Technologically, the biggest addition on the new Tiger is the TFT instrument system that debuted on the Street Triple. The array of details and options it offers are just incredible. It is also adjustable. The modes can be selected via a five-way joystick and one standalone menu button on the switchgear which by the way are all illuminated. Through this, you can switch to various ABS, TC and riding modes.
The 800cc in-line three motor on the new Tiger has been revised to perform better on-road and off the road as well. But it continues to churn out 94bhp at 9500rpm and peak torque of 79Nm comes in at 8050rpm. The gearbox is the same six-speed that transfers power to the rear wheel via chain drive. But now, the first gear ratio has now been made shorter to have better off-road experience and better acceleration too. The exhaust has been completely revamped. It’s not just lighter, but smaller too and the sound is quite addictive.
The ergonomics have been marginally changed as the handlebar is 10mm closer to the rider. For riding experience, Triumph has added a six riding mode, Off-road Pro.

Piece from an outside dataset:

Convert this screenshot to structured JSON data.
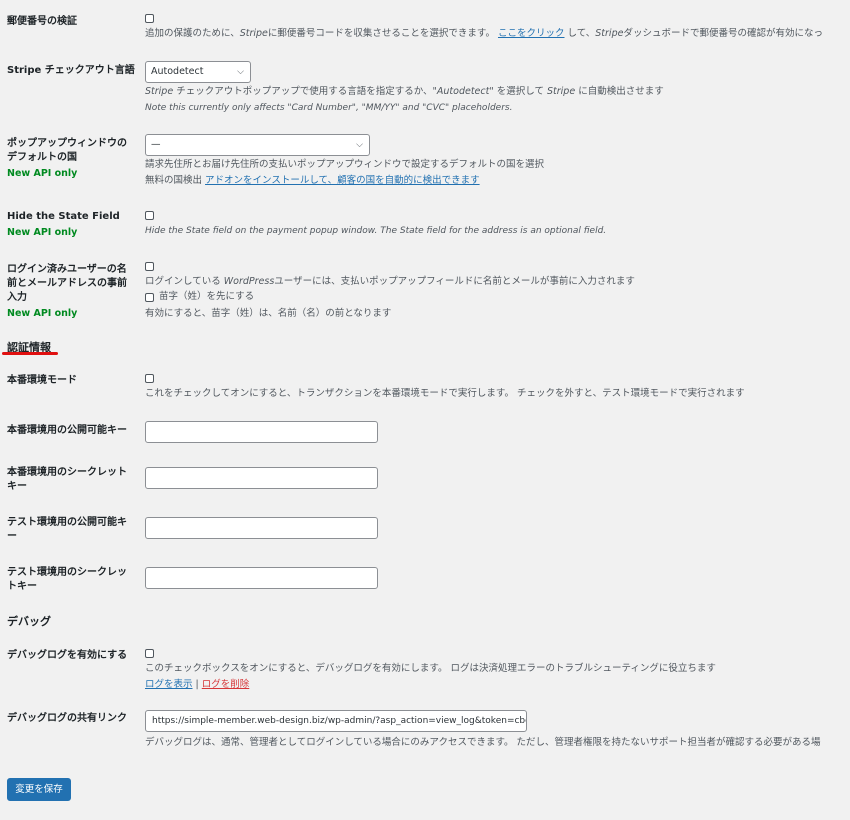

This is where the ABS and TCS are off, and the sliding action begins. For novice off-roaders, the ‘Off-road’ mode has been retained. The cruiser control system has been updated too. The five-position adjustable screen works at high speeds, and very easy to operate.
I got the opportunity to ride both the top-spec variants of the Tiger 800, the XRT and the XCA. The former is the road version, so it is fitted with 19-inch alloy wheels, whereas the latter is the off-road spec and that’s why it gets 21-inch and 19-inch spoked wheels front and rear respectively, with Pirelli Scorpion Rally tyres.
The Tiger XRT was fantastic on the curvy Moroccon roads. The bike is well balanced and not very intimidating once you get over the 830mm seat height (adjustable) and does a fine job of hiding its 202kg weight. The bike leans into the corners effortlessly, which is quite surprising as it’s an adventure bike. The huge lean angle is indicative of scrapped pegs and sparks, a potential that roused much interest amongst the journalists. The Showa forks tends to be on the firmer side, but it’s an adjustable setup. The wide and comfortable heated seats make long distance rides as comfortable as a carpet ride in ancient Morocco.
The Tiger XCA completely blew me away. This was my first time in Morocco but the XCA made up for any unfamiliarity in the terrain. The high speed stability, the easy-to-handle steering and the long travel WP suspension, all made up for a smooth ride. A few nerve-racking jumps and bottomed-out suspension should have made me nervous, but it didn’t. In fact, this Tiger and my lead rider gave me the confidence to attempt Dakar level speeds on the TFT screen off-road. Here, the credit also goes to the super grippy Pirreli tyres. They might be expensive in India, but it’s all for a reason.
All this action wouldn’t have been possible without the reworked 800cc in-line triple cylinder engine. The power delivery is linear and very accessible. The level of refinement is excellent, and you might mistake it for one of the Japanese ones. There are no signs of vibrations or stress, even after riding it in just second gear for almost an hour. The brakes does a fine job of stopping these heavy bikes. The bite and feel are just right for the weight.
The new Triumph Tiger 800 will be launched in India in April. Like its predecessor, this one too will be available in XR (road) and XC(off-road) formats. Along with the entry level XR, the XRx and the XRT will be sold in India. In case of the XC, the XCx and the XCa will make their way to the country. Both the bikes will be priced higher than the current models, primarily due to the recent hike in duties for completely-knocked-down(CKD) vehicles.